Earlier this year, 2nd Circuit Chief Judge Robert Katzmann stated in a similar case, seemingly reluctantly, that the Simonton decision bound him to rule against a plaintiff who faced severe anti-gay harassment and discrimination at work. However, in a concurrence, he and another judge indicated that they thought the full court should reconsider this question and reverse the precedent. Judge Katzmann wrote: “I respectfully think that in the context of an appropriate case our Court should consider reexamining the holding that sexual orientation discrimination claims are not cognizable under Title VII. Other federal courts are also grappling with this question, and it well may be that the Supreme Court will ultimately address it.”
Introducing the Plaintiff and Those Continuing His Legacy
The plaintiff in the case, Don Zarda, passed away several years ago, and his lawsuit is being continued by his estate, which is managed by his sister Melissa Zarda and his dear friend Bill Moore.

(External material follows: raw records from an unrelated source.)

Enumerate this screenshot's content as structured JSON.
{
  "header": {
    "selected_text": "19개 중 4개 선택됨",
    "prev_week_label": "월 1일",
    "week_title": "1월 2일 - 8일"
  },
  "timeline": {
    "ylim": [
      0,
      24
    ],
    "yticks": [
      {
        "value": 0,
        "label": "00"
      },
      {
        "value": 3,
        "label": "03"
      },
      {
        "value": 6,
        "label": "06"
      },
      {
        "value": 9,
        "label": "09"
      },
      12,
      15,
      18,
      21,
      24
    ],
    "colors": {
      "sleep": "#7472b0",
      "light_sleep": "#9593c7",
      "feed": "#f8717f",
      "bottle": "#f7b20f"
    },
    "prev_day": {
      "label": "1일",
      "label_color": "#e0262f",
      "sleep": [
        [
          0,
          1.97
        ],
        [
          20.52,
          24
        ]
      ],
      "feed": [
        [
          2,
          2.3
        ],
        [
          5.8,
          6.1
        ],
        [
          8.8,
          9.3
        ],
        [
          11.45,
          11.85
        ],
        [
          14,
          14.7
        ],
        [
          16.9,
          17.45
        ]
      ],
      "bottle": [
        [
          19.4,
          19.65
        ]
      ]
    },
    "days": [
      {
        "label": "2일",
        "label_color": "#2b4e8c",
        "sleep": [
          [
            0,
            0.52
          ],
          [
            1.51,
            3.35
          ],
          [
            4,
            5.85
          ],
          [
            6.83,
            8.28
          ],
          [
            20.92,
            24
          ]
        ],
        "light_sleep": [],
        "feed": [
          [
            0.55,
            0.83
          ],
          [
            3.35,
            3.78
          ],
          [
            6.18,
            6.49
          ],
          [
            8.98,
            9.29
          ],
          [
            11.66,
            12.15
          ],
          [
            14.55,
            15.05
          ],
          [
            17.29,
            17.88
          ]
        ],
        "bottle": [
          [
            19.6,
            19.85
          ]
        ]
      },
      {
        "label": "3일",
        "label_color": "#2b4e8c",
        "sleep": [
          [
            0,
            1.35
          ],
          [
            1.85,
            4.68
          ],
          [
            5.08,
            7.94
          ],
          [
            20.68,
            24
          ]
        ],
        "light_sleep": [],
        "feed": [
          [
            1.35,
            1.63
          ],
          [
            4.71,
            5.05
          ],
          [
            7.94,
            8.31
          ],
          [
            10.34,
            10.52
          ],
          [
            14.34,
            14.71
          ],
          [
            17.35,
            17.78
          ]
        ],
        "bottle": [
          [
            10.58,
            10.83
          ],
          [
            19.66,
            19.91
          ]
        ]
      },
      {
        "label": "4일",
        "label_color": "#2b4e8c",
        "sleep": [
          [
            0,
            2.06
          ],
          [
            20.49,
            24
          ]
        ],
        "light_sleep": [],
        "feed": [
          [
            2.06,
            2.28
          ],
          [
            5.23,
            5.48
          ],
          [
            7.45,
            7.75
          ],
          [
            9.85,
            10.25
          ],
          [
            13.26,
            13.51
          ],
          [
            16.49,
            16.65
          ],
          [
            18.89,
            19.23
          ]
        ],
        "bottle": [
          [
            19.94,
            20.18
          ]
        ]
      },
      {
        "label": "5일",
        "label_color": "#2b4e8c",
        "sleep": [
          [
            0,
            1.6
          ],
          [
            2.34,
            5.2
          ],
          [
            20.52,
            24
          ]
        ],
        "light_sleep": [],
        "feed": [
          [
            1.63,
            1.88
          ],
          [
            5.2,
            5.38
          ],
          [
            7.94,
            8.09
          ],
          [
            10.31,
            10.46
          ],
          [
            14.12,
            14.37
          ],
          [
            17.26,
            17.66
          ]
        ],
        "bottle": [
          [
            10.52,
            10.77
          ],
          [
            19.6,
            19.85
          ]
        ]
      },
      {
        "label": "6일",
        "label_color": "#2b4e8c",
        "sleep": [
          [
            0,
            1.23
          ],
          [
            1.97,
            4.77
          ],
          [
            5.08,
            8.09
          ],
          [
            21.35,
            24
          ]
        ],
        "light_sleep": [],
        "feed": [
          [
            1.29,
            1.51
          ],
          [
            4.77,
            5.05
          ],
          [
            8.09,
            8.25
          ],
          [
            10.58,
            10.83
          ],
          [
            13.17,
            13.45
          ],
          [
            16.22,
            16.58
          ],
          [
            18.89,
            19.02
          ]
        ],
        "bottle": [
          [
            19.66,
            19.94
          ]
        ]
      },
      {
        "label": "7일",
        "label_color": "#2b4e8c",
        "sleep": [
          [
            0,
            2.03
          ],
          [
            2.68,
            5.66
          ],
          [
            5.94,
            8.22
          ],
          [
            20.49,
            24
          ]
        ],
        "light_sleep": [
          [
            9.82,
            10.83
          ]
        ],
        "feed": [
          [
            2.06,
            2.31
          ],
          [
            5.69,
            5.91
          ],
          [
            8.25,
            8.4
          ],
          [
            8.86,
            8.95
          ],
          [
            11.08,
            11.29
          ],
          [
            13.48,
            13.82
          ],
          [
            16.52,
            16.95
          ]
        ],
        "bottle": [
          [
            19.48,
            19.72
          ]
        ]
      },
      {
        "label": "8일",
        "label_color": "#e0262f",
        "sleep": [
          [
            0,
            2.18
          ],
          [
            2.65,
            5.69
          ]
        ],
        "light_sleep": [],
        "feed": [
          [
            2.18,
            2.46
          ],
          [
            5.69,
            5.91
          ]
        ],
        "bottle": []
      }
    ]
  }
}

“Don wanted to fly – his life mission was to be in the air,” Bill Moore told FFAA in an extensive interview about Don’s passion and commitment to doing his job well. “He always wanted to be a pilot, he always wanted to be in the air, and so it was no surprise that when he started skydiving as a hobby, he got addicted to the adrenaline.”
“He was so obsessive-compulsive,” Bill told Freedom for All Americans. “He would quadruple-check everything on every skydiving jump he did – every hook, every strap, every last thing about the parachute. He worked at many different companies at many different drop zones for many years. If you were going to jump on a skydive with anyone, you would want it to be with him.”
Melissa’s goals for the case are clear. “I want the Civil Rights Act of 1964 to include gay people. That law was meant to prevent discrimination – period. I couldn’t even believe it that LGBT people were not protected at the federal level – I was blown away. I just assumed that our country already afforded these basic protections to people.”
“Continuing this case was the only way I could honor my brother,” Melissa said. “It was so important to him and it would have meant everything to him. Fair is fair – and that’s why Don was so upset about being fired just for his sexual orientation. He wanted everything to be just – and that sounds obvious, but it’s true. To right a wrong would have meant the world to him.”
The federal government: a house divided
As the 2nd Circuit considers this landmark case that could revise decades of prior legal precedent, the U.S. government can’t even serve as a consistent arbiter on either side. The Trump administration’s Department of Justice is at odds with the Equal Employment Opportunity Commission, the federal agency that oversees discrimination complaints in the workplace. Earlier this summer, without any promoting by the court, the DOJ took the shocking step of filing an amicus brief urging the 2nd Circuit to rule that federal law banning discrimination based on “sex” is not inclusive of discrimination based on sexual orientation. This directly contradicts the position of the Equal Employment Opportunity Commission. Both agencies will argue on opposite sides tomorrow.
FFAA looks forward to oral argument tomorrow and continuing to update our supporters about developments in this important case.